Sans concessions. Tels des prestidigitateurs, certains chefs volent d’un festival culinaire à l’autre. D’autres ne s’aventurent pas hors de leur cuisine. Didier de Courten (en photo ci-dessus avec Frank Oerthle) fait clairement partie de la deuxième catégorie. En effet, quand il s’agit de qualité, le chef n’accepte aucun compromis. Pourtant reconnu comme l’un des meilleurs chefs de Suisse (19 points et 2 étoiles), Didier de Courten reste méconnu en dehors des habitués du Valais.
Apparitions rarissimes. «Ma cuisine s’exporte difficilement, du coup, je ne le fais que très rarement», explique-t-il. Il a pourtant fait l’une de ses rares exceptions en apparaissant à l’Arté, le restaurant de Frank Oerthle (16 points, 1 étoile) les pieds dans le lac de Lugano. En ouverture du festival gastronomique annuel San Pellegrino Sapori Ticino. «J’ai attendu si longtemps avant qu’il accepte que j’aurais presque tout fait pour que ça marche!» affirme Dany Stauffacher, le directeur du festival.
Star discrète. La seule présence de Didier de Courten a rendu la soirée exceptionnelle: «Le samedi, nous servions 58 hôtes à Sierre, le dimanche, nous nous sommes partis à 6h30 pour le Tessin», raconte le chef. Le matériel a été transporté à Lugano par un pick-up doublé d’une camionnette frigorifique spécialement louée pour l’occasion. Le chef a même amené ses couverts!
5 truites de 3,5 kilos. Morilles claires et foncées, asperges du Valais, canard de Challans, fraises gariguettes et impressionnantes truites saumonées du Léman pesant chacune entre 3 et 3,5 kilos, Didier de Courten a trié ses ingrédients sur le volet. Tout comme son équipe d’ailleurs, composée de 8 hommes et 2 femmes, avec 2 personnes en plus au service. Le chef a pratiquement emmené sa cuisine avec lui au Tessin. Mais pas tout à fait quand même, puisqu’à Sierre, ce sont 20 personnes qui oeuvrent chaque jour dans les cuisines du restaurant gastronomique et de la brasserie de l’Hôtel Terminus.

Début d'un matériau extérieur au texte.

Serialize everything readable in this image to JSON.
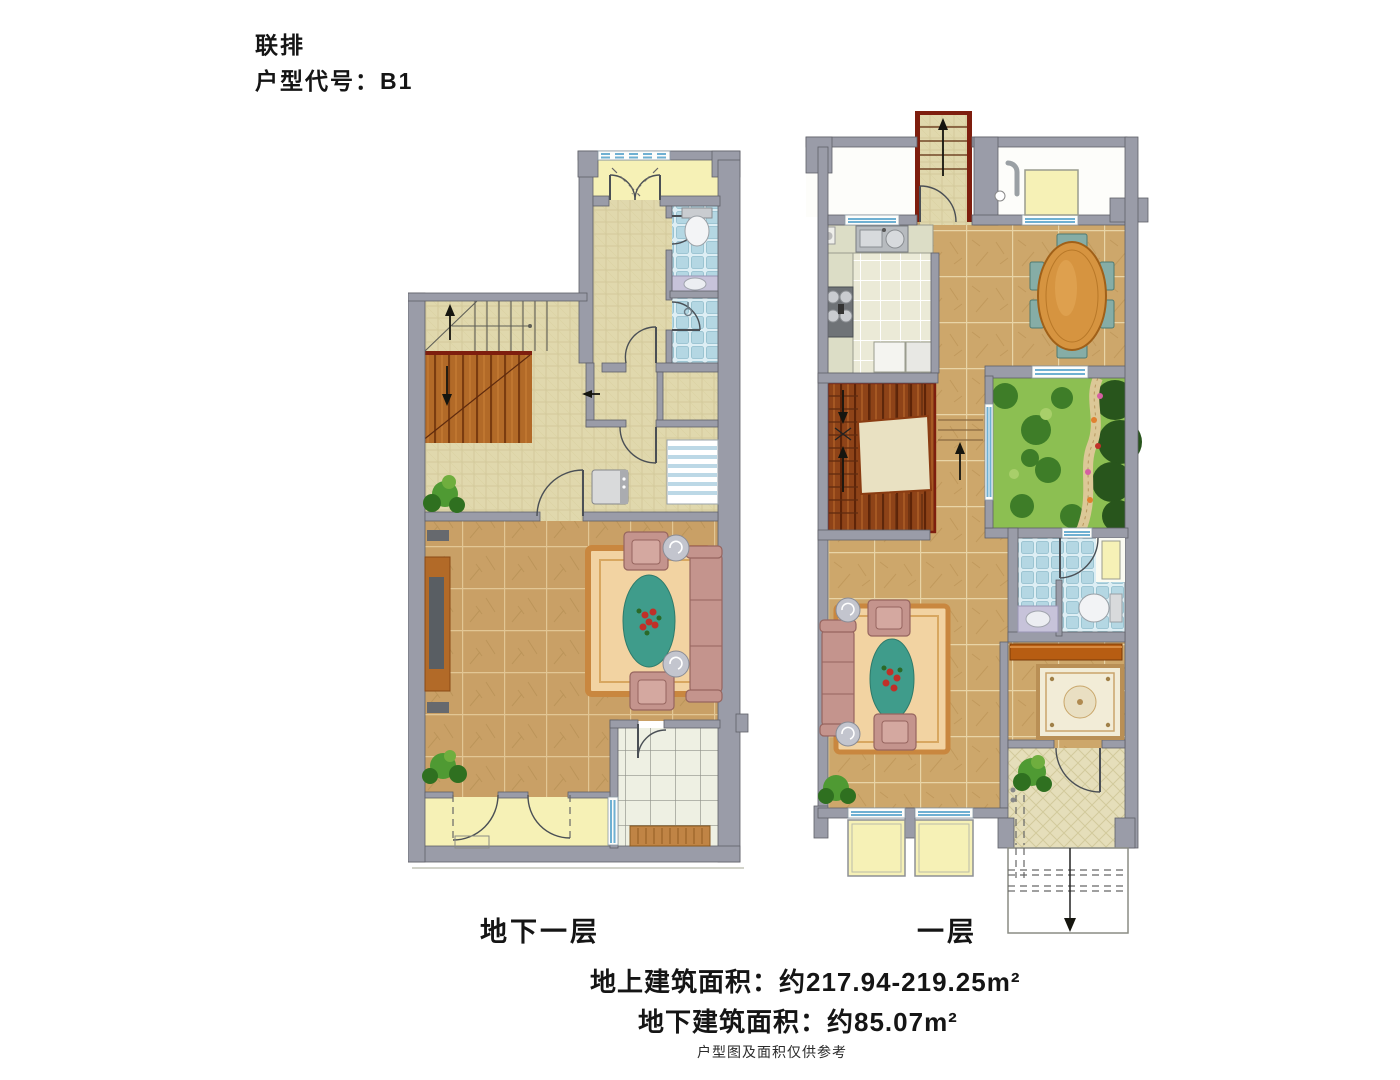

Parfait équilibre. C’est cette brigade qui est en fait à l’origine de la sortie exceptionnelle du chef De Courten : « Avec cette équipe, j’ai l’impression pour la première fois qu’il est possible de déplacer ma cuisine » se réjouit-il à la fin de la soirée, sous le tonnerre d’applaudissement des 70 hôtes présents. Deux heures plus tôt, une intense concentration se lisait sur le visage du chef dans l’assez petite cuisine de l’Arté, alors qu’il plongeait ses truites saumonées dans un beurre épicé. Tout juste saisies à température hautement contrôlée, elles seront ainsi parfaitement mi-cuites. Enrobées de sel et de poudre de betterave, puis servies sur assiette accompagnées de dés de mangues et d’une émulsion aux herbes, le plat est parfaitement équilibré.
Morilles, ris de veau et vin des glaciers. Didier de Courten ne parle peut-être pas beaucoup, mais ses plats remplacent les plus belles paroles. Le clou de la soirée: morilles, ris de veau glacé sur carré de chartreuse de légumes et sauce au vin des glacier. Il faut six personnes pour amener un plat sur la table. Comme le décrit le chef: «Ma cuisine est une cuisine de détail. On ne peut pas faire vite-vite.» Didier de Courten quittera sa cuisine une deuxième fois cette année lors de la Garden Party GaultMillau du 18 août au Grand Resort Bad Ragaz.